The original data I have access to is in JSON format and I wrote a script to transform it into natural language. In the JSON, a player might be represented like this:

[
{
“id”: “2000020333”,
“name”: “Olivier Aertssen”,
“age”: “17”,
“currentAbility”: 95,
“potentialAbility”: 160,
“club”: “Ajax”,
“nationalities”: [
“NED”
],
“positions”: [
“D (C)”,
“DM”
],
“askingPrice”: “€9.75M”,
“contractLength”: “30/6/2025”,
“personality”: “Balanced”,
“searchString”: “Olivier Aertssen”,
“attributes”: {
“technicals”: {
“crossing”: 6,
“corners”: 5,
“firstTouch”: 10,
“finishing”: 5,
“dribbling”: 11,
“heading”: 11,
“freekicks”: 7,
“marking”: 9,
“longThrow”: 6,
“longshots”: 6,
“passing”: 13,
“penalties”: 7,
“tackling”: 10,
“technique”: 10
},
“mentals”: {
“workrate”: 13,
“vision”: 12,
“teamwork”: 12,
“positioning”: 12,
“offTheBall”: 11,
“leadership”: 8,
“flair”: 12,
“determination”: 12,
“decisions”: 11,
“concentration”: 11,
“composure”: 11,
“bravery”: 12,
“anticipation”: 10,
“aggression”: 10
},
“physicals”: {
“acceleration”: 11,
“agility”: 11,
“balance”: 9,
“jumpingReach”: 12,
“naturalFitness”: 11,
“pace”: 10,
“strength”: 12,
“stamina”: 13
}
}
}
]

which i then turn into this natural data to embed:

Olivier Aertssen is an Either-footed player currently playing for Ajax. His nationality is NED and his preferred positions are Central Defender. The player who just appeared on people’s radar fetches a decent price of €9.75M. Still being very young and even a teenager at 17 years, his current ability is not up to par and he is considered to be a real talent and a wonderkid. He has a lot of potential left to grow. He shapes the game with his pinpoint accurate passes. He can play great opening passes, get lots of assists and play key passes. He has lots of bravery which is why he generally doesn’t back down from challenges. He has good levels of determination and works hard to achieve his goals on and off the pitch. He shows his flair on the ball regularly, doing unpredictable moves and passes. He has good defensive positioning and leaves little room for attackers. His workrate is really admirable. He runs up and down the field the whole game and is willing to go the extra mile. He has really impressive stamina and is a proper workhorse. He will still look fit at the end of the game and won’t have to be subbed off. Finishing really isn’t one of his strong suits. His shots often miss the goal. He shouldn’t take corner kicks under any circumstance.

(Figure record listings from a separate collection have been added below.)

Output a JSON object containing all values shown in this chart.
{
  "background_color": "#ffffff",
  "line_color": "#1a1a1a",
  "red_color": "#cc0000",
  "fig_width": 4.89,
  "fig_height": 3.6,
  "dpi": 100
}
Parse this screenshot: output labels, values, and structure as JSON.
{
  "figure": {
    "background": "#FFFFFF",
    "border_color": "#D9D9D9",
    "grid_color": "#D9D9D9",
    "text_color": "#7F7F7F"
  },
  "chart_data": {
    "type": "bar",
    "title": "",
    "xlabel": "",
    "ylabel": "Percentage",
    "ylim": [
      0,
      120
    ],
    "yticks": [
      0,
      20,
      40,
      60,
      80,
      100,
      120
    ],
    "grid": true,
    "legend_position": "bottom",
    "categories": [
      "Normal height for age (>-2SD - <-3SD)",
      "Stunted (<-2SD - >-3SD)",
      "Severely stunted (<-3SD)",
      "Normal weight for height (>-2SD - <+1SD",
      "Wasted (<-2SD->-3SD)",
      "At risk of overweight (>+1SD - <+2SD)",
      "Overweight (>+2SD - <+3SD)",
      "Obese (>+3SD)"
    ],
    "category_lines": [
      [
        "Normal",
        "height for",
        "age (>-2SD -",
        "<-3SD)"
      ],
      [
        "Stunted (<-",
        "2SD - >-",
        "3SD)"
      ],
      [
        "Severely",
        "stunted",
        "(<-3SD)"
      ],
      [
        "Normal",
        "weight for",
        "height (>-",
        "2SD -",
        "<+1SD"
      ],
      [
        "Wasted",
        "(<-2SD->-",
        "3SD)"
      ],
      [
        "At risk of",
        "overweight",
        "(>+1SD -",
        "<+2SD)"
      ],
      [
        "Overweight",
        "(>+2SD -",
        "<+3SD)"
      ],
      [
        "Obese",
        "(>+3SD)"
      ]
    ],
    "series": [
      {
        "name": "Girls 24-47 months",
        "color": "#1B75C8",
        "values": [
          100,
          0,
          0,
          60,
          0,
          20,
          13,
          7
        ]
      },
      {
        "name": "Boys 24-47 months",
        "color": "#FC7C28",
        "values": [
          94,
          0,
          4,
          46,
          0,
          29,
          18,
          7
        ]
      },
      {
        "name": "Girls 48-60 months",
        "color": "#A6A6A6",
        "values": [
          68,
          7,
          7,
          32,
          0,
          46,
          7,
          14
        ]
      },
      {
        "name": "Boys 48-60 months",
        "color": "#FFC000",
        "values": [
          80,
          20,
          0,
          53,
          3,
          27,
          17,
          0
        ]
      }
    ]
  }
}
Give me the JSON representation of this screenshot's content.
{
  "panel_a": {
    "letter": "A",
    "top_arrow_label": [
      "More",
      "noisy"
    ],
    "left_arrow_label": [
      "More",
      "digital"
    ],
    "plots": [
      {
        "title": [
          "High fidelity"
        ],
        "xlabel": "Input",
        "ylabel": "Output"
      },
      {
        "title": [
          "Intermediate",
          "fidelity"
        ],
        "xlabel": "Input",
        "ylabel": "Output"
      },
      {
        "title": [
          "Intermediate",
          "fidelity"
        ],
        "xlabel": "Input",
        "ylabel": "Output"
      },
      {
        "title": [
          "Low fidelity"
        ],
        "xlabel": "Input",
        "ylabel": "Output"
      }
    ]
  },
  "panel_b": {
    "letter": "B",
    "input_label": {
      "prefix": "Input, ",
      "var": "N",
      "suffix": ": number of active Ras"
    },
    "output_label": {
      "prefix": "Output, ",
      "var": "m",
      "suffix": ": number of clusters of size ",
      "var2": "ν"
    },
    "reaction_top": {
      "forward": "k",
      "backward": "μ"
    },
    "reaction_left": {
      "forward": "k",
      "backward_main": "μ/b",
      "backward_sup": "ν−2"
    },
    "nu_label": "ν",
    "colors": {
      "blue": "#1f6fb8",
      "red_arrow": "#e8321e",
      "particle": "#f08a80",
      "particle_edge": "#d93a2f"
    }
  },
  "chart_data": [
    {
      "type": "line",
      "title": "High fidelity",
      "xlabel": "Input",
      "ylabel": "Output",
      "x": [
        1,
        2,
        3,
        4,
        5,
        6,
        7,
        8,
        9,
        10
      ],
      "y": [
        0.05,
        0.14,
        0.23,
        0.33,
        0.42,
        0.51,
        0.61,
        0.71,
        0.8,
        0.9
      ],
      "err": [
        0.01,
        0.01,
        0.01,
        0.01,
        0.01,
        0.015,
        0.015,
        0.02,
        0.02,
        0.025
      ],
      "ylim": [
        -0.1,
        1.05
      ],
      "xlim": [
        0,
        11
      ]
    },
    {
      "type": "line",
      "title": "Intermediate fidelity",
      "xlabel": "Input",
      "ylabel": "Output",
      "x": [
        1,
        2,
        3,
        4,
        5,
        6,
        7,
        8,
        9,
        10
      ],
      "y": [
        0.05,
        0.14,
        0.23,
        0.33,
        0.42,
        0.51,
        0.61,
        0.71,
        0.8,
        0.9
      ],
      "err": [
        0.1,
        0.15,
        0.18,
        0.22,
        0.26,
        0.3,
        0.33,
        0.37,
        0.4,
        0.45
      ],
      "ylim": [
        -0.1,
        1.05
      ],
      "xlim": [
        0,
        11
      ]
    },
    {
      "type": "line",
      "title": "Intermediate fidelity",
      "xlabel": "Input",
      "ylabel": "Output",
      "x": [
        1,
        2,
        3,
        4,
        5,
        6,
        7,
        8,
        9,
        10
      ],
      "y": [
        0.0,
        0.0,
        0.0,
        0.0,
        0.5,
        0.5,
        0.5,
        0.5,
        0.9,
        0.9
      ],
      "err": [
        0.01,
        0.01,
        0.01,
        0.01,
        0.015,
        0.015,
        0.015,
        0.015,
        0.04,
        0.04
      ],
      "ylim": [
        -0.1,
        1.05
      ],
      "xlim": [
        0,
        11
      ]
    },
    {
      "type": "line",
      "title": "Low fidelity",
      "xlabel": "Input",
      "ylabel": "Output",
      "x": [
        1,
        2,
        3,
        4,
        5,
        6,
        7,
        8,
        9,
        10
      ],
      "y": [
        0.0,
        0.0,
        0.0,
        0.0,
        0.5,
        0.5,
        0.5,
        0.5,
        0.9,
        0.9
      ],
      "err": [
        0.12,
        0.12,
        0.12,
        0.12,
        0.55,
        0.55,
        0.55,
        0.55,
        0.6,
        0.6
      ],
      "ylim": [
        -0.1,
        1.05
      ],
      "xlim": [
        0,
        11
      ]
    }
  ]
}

Basically, i’m looking at his strengths and weaknesses and generate one or two sentences about each of them. Does anyone have any suggestions on how I could improve this data to get better results from my embeddings, more specifically how can I make it put more emphasis on the player’s position and not ignore it?

You can try adding either the whole position instead of the short form or adding a prompt to the NL generator where you provide it with the full form of all the positions and then get it to generate the description.

The first approach is likely going to be the better one in most of the cases

I am already doing that, see how “D (C)” is “Central Defender” in the natural language text.